The problem is that requests are processed in order, synchronously.

The result is:

HTTP/1.1 200 OK
content-length: 87
content-type: application/json
date: Mon, 31 May 2021 13:55:49 GMT

{"x":1.224744871391589,"job_id":1000,"started":"2021.05.31 16:55:49","elapsed_ms":3475}HTTP/1.1 200 OK
content-length: 88
content-type: application/json
date: Mon, 31 May 2021 13:55:49 GMT

{"x":1.5811388300841898,"job_id":1001,"started":"2021.05.31 16:55:52","elapsed_ms":3500}HTTP/1.1 200 OK
content-length: 88
content-type: application/json
date: Mon, 31 May 2021 13:55:49 GMT

{"x":1.8708286933869707,"job_id":1002,"started":"2021.05.31 16:55:56","elapsed_ms":2040}HTTP/1.1 200 OK
content-length: 88
content-type: application/json
date: Mon, 31 May 2021 13:55:49 GMT

{"x":2.1213203435596424,"job_id":1003,"started":"2021.05.31 16:55:58","elapsed_ms":2201}

Is it possible to make actix (or some other web framework) to proccess requests without waiting for completion of previous request within same connection?

1

1 Answers

1
votes

An issue with your implementation is that std::thread::sleep will block execution of the async context; instead you should use [email protected]'s tokio::time::delay_for(...).await to yield execution.
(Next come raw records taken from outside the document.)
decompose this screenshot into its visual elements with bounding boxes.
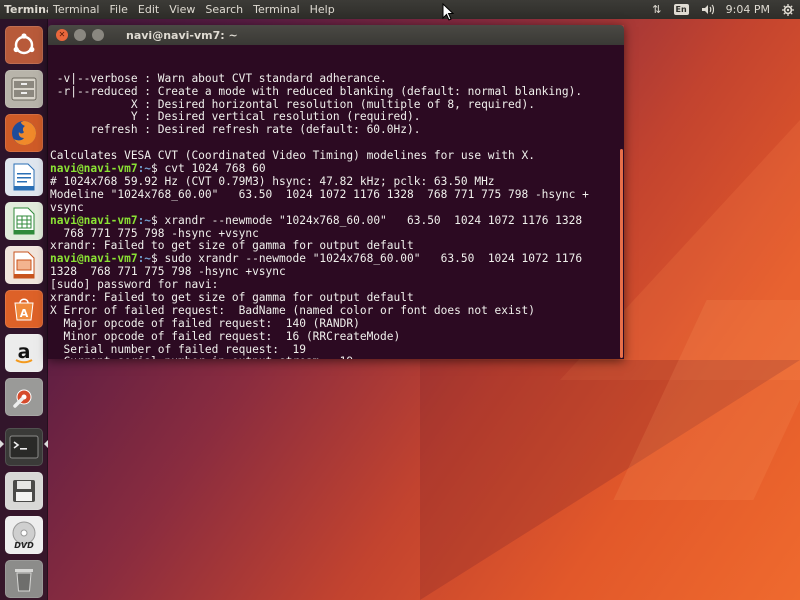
mouse-pointer-icon	[442, 3, 454, 21]
maximize-window-button[interactable]	[92, 29, 104, 41]
ubuntu-logo-icon	[13, 33, 35, 55]
prompt-user-host: navi@navi-vm7	[50, 163, 138, 176]
keyboard-layout-indicator[interactable]: En	[668, 4, 695, 15]
dvd-disc-icon: DVD	[12, 521, 36, 550]
launcher-item-drive[interactable]	[5, 472, 43, 510]
active-indicator	[0, 440, 4, 448]
terminal-icon	[9, 435, 39, 459]
prompt-user-host: navi@navi-vm7	[50, 253, 138, 266]
active-app-name: Terminal	[4, 3, 48, 16]
launcher-item-firefox[interactable]	[5, 114, 43, 152]
trash-icon	[15, 569, 33, 592]
terminal-line: Serial number of failed request: 19	[50, 343, 306, 356]
launcher-item-trash[interactable]	[5, 560, 43, 598]
power-gear-icon[interactable]	[776, 3, 800, 16]
terminal-line: Current serial number in output stream: …	[50, 356, 620, 359]
launcher-item-amazon[interactable]: a	[5, 334, 43, 372]
svg-text:a: a	[18, 341, 31, 363]
command-text: $ cvt 1024 768 60	[151, 163, 266, 176]
launcher-item-terminal[interactable]	[5, 428, 43, 466]
terminal-line: xrandr: Failed to get size of gamma for …	[50, 291, 414, 304]
terminal-line: navi@navi-vm7:~$ sudo xrandr --newmode "…	[50, 253, 620, 266]
writer-doc-icon	[13, 163, 35, 191]
menu-help[interactable]: Help	[305, 3, 340, 16]
menu-terminal[interactable]: Terminal	[48, 3, 105, 16]
minimize-window-button[interactable]	[74, 29, 86, 41]
launcher-item-files[interactable]	[5, 70, 43, 108]
terminal-line: X : Desired horizontal resolution (multi…	[50, 98, 535, 111]
terminal-line: 768 771 775 798 -hsync +vsync	[50, 227, 259, 240]
close-window-button[interactable]: ✕	[56, 29, 68, 41]
floppy-disk-icon	[13, 480, 35, 502]
clock[interactable]: 9:04 PM	[720, 3, 776, 16]
impress-slide-icon	[13, 251, 35, 279]
file-cabinet-icon	[11, 77, 37, 101]
terminal-line: refresh : Desired refresh rate (default:…	[50, 124, 421, 137]
keyboard-layout-label: En	[673, 4, 689, 15]
terminal-scrollbar[interactable]	[620, 149, 623, 358]
terminal-line: Calculates VESA CVT (Coordinated Video T…	[50, 150, 535, 163]
terminal-line: Y : Desired vertical resolution (require…	[50, 111, 421, 124]
software-center-icon: A	[14, 298, 34, 321]
terminal-line: -r|--reduced : Create a mode with reduce…	[50, 85, 583, 98]
terminal-output[interactable]: -v|--verbose : Warn about CVT standard a…	[48, 45, 624, 359]
unity-launcher: A a DVD	[0, 19, 48, 600]
window-titlebar[interactable]: ✕ navi@navi-vm7: ~	[48, 25, 624, 45]
prompt-path: :~	[137, 253, 152, 266]
terminal-line: vsync	[50, 201, 84, 214]
network-icon[interactable]: ⇅	[646, 3, 667, 16]
svg-text:A: A	[20, 307, 29, 320]
terminal-line: 1328 768 771 775 798 -hsync +vsync	[50, 266, 286, 279]
terminal-line: [sudo] password for navi:	[50, 279, 219, 292]
prompt-path: :~	[137, 163, 152, 176]
window-title: navi@navi-vm7: ~	[126, 28, 238, 42]
terminal-line: X Error of failed request: BadName (name…	[50, 304, 535, 317]
launcher-item-writer[interactable]	[5, 158, 43, 196]
firefox-icon	[12, 121, 36, 145]
close-icon: ✕	[58, 30, 66, 39]
launcher-item-calc[interactable]	[5, 202, 43, 240]
command-text: $ sudo xrandr --newmode "1024x768_60.00"…	[151, 253, 583, 266]
terminal-window[interactable]: ✕ navi@navi-vm7: ~ -v|--verbose : Warn a…	[48, 25, 624, 359]
terminal-line: Major opcode of failed request: 140 (RAN…	[50, 317, 360, 330]
prompt-path: :~	[137, 214, 152, 227]
terminal-line: navi@navi-vm7:~$ cvt 1024 768 60	[50, 163, 620, 176]
menu-file[interactable]: File	[105, 3, 133, 16]
indicator-area: ⇅ En 9:04 PM	[646, 0, 800, 19]
calc-sheet-icon	[13, 207, 35, 235]
menu-edit[interactable]: Edit	[133, 3, 164, 16]
command-text: $ xrandr --newmode "1024x768_60.00" 63.5…	[151, 214, 583, 227]
terminal-line: -v|--verbose : Warn about CVT standard a…	[50, 72, 387, 85]
settings-wrench-icon	[13, 389, 32, 408]
top-panel: Terminal Terminal File Edit View Search …	[0, 0, 800, 19]
launcher-item-dvd[interactable]: DVD	[5, 516, 43, 554]
terminal-line: # 1024x768 59.92 Hz (CVT 0.79M3) hsync: …	[50, 175, 495, 188]
launcher-item-impress[interactable]	[5, 246, 43, 284]
terminal-line: navi@navi-vm7:~$ xrandr --newmode "1024x…	[50, 215, 620, 228]
focus-indicator	[44, 440, 48, 448]
launcher-item-dash[interactable]	[5, 26, 43, 64]
amazon-icon: a	[15, 341, 33, 364]
launcher-item-software[interactable]: A	[5, 290, 43, 328]
volume-icon[interactable]	[695, 4, 720, 15]
prompt-user-host: navi@navi-vm7	[50, 214, 138, 227]
terminal-line: xrandr: Failed to get size of gamma for …	[50, 240, 414, 253]
svg-text:DVD: DVD	[14, 541, 34, 550]
terminal-line: Modeline "1024x768_60.00" 63.50 1024 107…	[50, 188, 589, 201]
launcher-item-settings[interactable]	[5, 378, 43, 416]
menu-terminal-2[interactable]: Terminal	[248, 3, 305, 16]
menu-view[interactable]: View	[164, 3, 200, 16]
terminal-line: Minor opcode of failed request: 16 (RRCr…	[50, 330, 401, 343]
menu-search[interactable]: Search	[200, 3, 248, 16]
If you've actually intended to use std::thread::sleep to simulate a blocking computation, then you should use something like tokio::spawn_blocking so that you don't block processing of other requests.

... and responses are passed back in order of completion.
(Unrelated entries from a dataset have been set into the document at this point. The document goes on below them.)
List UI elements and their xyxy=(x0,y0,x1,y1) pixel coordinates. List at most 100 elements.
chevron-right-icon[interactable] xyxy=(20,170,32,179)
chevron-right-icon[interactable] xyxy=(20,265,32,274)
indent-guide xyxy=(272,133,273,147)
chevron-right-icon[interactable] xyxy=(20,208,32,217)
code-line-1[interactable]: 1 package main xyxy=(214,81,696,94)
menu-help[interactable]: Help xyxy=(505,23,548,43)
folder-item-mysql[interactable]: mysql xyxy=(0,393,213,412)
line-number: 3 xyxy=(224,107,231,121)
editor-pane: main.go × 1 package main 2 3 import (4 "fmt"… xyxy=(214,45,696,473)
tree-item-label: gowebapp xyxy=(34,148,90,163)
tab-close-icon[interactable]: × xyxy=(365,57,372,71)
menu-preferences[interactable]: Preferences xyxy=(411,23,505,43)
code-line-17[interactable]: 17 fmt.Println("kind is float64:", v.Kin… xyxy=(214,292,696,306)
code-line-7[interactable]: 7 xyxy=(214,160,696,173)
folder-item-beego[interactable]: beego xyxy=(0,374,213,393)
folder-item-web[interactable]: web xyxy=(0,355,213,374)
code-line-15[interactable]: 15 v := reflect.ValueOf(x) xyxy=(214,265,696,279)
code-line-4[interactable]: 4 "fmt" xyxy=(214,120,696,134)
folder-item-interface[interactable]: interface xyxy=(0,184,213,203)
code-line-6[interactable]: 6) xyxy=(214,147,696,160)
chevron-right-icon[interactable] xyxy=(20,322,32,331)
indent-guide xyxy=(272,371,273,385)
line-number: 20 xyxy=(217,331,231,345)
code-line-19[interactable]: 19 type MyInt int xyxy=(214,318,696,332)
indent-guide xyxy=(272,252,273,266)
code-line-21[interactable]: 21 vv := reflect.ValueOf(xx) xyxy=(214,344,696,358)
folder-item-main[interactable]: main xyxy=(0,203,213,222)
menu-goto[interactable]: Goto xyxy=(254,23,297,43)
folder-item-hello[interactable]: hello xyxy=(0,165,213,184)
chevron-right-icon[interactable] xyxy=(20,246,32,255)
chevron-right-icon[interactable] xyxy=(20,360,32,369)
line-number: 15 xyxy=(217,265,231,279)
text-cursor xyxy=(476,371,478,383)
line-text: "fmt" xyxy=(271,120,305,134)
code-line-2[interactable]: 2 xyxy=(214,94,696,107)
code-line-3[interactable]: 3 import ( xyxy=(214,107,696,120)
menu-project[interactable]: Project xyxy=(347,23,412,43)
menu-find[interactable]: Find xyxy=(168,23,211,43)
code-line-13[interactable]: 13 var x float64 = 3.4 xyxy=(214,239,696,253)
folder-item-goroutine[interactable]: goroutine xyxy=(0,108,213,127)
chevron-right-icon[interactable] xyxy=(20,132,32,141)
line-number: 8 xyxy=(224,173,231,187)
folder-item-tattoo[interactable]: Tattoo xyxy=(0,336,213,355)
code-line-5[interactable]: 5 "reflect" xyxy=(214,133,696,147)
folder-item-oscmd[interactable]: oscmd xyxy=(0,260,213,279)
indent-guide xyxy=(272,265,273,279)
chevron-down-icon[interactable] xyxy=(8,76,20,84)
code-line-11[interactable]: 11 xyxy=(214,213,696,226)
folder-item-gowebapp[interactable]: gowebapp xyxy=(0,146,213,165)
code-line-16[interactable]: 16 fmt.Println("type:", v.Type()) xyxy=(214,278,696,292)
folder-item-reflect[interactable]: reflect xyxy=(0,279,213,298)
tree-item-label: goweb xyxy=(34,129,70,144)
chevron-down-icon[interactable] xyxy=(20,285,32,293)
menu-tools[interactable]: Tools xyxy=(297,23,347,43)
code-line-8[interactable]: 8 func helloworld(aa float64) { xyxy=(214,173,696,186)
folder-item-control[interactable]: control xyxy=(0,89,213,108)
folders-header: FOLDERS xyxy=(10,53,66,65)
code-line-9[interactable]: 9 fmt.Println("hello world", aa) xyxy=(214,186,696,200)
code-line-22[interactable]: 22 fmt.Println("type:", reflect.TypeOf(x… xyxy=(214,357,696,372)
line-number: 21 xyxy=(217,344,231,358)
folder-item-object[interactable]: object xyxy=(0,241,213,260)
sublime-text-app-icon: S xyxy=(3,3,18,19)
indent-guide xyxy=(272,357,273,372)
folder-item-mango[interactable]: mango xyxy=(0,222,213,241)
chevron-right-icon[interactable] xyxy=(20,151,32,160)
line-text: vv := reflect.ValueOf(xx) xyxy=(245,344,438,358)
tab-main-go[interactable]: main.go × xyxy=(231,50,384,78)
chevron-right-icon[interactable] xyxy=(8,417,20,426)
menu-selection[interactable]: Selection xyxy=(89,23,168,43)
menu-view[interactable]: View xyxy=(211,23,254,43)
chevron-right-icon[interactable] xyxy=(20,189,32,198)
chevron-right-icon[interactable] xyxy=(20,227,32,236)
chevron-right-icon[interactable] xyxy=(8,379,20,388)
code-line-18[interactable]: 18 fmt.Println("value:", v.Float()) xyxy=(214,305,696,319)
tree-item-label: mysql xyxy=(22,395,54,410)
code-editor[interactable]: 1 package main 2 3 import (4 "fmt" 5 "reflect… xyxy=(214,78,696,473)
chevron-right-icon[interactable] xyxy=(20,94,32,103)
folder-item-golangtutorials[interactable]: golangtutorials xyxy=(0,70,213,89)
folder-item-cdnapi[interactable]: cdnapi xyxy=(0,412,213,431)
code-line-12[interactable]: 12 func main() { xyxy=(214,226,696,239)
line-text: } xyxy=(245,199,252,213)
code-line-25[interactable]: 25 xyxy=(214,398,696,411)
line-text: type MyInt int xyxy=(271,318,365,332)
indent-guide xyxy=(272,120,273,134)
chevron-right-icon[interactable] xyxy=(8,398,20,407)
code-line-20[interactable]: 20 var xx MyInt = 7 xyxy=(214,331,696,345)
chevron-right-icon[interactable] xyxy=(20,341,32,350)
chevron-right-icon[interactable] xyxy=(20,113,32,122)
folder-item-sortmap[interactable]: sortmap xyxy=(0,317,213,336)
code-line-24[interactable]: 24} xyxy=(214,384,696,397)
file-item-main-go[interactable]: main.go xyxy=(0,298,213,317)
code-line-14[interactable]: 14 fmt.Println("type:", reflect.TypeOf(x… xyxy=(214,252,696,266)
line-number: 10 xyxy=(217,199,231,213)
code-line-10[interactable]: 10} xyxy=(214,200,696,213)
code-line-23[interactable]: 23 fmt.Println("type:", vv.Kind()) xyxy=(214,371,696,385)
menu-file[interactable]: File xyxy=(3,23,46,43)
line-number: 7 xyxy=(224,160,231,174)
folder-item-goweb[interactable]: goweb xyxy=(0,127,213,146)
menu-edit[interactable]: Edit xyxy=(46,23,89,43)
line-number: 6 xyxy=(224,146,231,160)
What you have done with netcat is an example of HTTP pipelining. Even if the requests are processed concurrently, you'll always get responses back in the order that you requested them.
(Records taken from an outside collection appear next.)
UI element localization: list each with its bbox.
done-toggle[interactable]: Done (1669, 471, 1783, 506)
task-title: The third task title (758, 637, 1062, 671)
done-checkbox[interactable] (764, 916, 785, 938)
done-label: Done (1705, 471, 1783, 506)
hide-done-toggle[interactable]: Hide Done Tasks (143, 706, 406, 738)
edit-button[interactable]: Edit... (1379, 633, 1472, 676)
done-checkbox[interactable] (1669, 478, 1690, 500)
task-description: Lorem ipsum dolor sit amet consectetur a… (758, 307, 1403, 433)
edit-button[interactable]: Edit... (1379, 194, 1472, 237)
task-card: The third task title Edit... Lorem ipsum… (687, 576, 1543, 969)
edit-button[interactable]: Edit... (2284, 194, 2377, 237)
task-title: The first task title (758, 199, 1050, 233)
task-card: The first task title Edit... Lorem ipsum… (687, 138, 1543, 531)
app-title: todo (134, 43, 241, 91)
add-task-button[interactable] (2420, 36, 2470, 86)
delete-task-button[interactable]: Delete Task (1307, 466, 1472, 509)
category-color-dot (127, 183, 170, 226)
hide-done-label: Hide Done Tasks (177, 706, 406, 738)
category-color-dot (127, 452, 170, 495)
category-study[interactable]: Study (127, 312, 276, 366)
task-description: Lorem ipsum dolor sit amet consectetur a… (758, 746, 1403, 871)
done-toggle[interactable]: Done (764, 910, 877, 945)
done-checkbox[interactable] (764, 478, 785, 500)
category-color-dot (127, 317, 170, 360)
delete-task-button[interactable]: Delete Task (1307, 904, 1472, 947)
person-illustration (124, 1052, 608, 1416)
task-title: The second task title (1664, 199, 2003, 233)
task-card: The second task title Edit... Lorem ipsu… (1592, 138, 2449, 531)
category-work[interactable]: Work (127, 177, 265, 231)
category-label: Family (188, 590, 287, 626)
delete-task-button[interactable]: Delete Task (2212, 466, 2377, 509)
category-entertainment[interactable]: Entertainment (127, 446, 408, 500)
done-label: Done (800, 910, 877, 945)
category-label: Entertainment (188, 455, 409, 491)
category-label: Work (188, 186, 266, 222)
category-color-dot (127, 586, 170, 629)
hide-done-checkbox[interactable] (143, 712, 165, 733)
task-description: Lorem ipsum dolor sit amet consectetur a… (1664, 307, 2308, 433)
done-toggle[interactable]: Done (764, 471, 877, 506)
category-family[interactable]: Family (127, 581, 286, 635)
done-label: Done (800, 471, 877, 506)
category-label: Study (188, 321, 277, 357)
If you want to them to come back in the order of completion, you'll either have to make separate requests or use a client that provides HTTP/2 multiplexing. This can be done with an up-to-date curl command:

$ curl -Z \
-d '{"x":1.5,"job_id":1000}' -H 'Content-Type: application/json' -X POST http://localhost:8080/sqrt --next \
-d '{"x":2.5,"job_id":1001}' -H 'Content-Type: application/json' -X POST http://localhost:8080/sqrt --next \
-d '{"x":3.5,"job_id":1002}' -H 'Content-Type: application/json' -X POST http://localhost:8080/sqrt --next \
-d '{"x":4.5,"job_id":1003}' -H 'Content-Type: application/json' -X POST http://localhost:8080/sqrt
{"x":1.224744871391589,"job_id":1000,"started":"2021.05.31 16:32:41","elapsed_ms":2406}
{"x":1.8708286933869707,"job_id":1002,"started":"2021.05.31 16:32:44","elapsed_ms":2631}
{"x":2.1213203435596424,"job_id":1003,"started":"2021.05.31 16:32:44","elapsed_ms":2717}
{"x":1.5811388300841898,"job_id":1001,"started":"2021.05.31 16:32:44","elapsed_ms":3065}

The connection is upgraded as part of the first request, so the first one is synchronous while the following requests are all made in parallel.